Method # 1: The teacup

  • Break each egg into a small cup. Lower the cup into the water, and quickly tip the egg out.
  • Hold the cup upside-down for a moment or two to prevent the white from spreading
  • Don't add more than three eggs at a time, as they become difficult to handle.

Method #2: The swirl

  • Create a small whirlpool in the cooking water by making tight circles with a narrow spatula or spoon
  • Immediately crack an egg into the center of the swirling water; the circular motion of the water will keep it together.

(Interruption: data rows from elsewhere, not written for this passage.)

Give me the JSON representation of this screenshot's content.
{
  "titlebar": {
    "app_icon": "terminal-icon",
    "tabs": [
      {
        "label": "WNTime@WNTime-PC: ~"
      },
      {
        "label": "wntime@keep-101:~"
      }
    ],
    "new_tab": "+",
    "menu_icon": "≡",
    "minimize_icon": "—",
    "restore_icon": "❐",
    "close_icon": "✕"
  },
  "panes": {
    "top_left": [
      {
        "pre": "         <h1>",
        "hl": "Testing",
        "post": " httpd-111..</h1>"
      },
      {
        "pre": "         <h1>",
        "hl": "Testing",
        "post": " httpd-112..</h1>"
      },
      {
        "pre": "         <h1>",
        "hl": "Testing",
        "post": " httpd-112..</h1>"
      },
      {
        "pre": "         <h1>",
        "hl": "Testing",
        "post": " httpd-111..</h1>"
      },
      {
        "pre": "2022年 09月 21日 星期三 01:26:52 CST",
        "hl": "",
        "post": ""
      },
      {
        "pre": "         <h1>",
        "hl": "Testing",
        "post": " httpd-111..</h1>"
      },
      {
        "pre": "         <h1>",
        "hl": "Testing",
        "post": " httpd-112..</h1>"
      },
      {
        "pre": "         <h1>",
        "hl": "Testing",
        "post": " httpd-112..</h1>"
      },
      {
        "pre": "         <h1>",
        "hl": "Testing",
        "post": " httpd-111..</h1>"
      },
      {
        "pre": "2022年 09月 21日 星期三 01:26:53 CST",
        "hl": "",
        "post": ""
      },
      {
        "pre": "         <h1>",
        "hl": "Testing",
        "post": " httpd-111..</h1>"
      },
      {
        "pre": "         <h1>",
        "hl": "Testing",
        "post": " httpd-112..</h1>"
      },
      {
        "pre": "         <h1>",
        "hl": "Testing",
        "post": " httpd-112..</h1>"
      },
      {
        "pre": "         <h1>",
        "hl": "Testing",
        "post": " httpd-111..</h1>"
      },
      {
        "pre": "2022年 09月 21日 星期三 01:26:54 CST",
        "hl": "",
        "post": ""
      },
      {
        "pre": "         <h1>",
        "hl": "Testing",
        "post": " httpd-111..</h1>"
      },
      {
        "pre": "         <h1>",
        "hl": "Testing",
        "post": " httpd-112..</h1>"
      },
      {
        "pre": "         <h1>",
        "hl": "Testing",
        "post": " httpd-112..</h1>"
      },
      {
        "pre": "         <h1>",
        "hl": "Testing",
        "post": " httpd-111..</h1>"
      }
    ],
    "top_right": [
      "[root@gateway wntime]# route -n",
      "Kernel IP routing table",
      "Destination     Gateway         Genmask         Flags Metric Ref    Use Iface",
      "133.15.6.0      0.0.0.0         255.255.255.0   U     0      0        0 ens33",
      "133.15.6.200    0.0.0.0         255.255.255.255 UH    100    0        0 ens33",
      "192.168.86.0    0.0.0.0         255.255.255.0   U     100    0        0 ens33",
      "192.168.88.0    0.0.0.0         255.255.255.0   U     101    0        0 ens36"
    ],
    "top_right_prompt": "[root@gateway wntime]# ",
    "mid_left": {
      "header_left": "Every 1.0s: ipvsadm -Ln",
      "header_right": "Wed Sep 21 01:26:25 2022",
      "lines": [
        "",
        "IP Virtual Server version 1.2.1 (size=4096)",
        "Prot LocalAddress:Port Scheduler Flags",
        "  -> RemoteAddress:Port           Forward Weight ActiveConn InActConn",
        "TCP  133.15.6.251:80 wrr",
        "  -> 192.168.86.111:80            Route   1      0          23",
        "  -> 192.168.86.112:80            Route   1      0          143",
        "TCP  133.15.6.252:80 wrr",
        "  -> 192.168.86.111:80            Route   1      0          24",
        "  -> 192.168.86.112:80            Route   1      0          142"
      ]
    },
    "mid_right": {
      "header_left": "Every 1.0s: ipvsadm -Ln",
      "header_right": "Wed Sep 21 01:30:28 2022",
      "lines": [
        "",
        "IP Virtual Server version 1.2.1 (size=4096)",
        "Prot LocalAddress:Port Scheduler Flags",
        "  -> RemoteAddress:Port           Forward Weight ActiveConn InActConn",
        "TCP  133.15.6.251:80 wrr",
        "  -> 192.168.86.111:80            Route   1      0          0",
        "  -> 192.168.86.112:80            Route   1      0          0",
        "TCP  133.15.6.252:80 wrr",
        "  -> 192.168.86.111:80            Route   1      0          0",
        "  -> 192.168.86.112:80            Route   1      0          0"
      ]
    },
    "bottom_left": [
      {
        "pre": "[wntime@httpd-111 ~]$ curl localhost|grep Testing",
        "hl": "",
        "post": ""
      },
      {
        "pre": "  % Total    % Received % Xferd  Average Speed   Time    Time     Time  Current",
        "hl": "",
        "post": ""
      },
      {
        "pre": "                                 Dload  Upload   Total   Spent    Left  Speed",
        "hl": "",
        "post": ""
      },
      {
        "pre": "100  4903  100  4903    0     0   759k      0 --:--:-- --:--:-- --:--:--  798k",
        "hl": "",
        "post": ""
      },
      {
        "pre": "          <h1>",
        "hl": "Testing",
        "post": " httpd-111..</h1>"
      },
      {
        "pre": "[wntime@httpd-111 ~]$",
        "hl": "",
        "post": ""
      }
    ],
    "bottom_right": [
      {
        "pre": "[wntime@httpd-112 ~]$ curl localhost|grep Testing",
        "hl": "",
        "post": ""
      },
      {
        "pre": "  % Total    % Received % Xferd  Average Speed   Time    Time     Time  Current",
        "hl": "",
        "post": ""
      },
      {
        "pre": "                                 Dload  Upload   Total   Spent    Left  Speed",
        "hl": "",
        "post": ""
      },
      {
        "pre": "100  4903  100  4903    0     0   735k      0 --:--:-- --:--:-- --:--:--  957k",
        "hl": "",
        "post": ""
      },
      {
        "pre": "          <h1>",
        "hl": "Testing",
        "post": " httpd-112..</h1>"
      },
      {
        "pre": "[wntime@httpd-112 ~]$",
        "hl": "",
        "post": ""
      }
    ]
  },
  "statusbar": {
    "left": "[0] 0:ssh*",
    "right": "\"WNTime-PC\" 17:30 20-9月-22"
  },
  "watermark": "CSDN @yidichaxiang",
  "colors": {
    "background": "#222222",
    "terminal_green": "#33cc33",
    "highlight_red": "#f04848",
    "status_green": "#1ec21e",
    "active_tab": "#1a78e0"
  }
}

Don't overcrowd the pan.

Finish the eggs:

  • When all the eggs have been added, remove the pan from the heat, and let the eggs poach for three or four minutes.
  • If the yolks do not appear to be cooking, spoon some water over the tops with a tablespoon or serving spoon
  • When the egg yolks are filmed over, and the whites are firm and set, remove the eggs from the water with the slotted spoon.
  • Place the eggs on the paper towel to absorb the excess water, then place them onto warm plates to serve

Poached eggs in advance:

Poach eggs and slip into a bowl of cool water. Refrigerate for up to 24 hours. To reheat, place the eggs (brought to room temperature) in hot water for about 2 - 3 minutes. Drain before serving.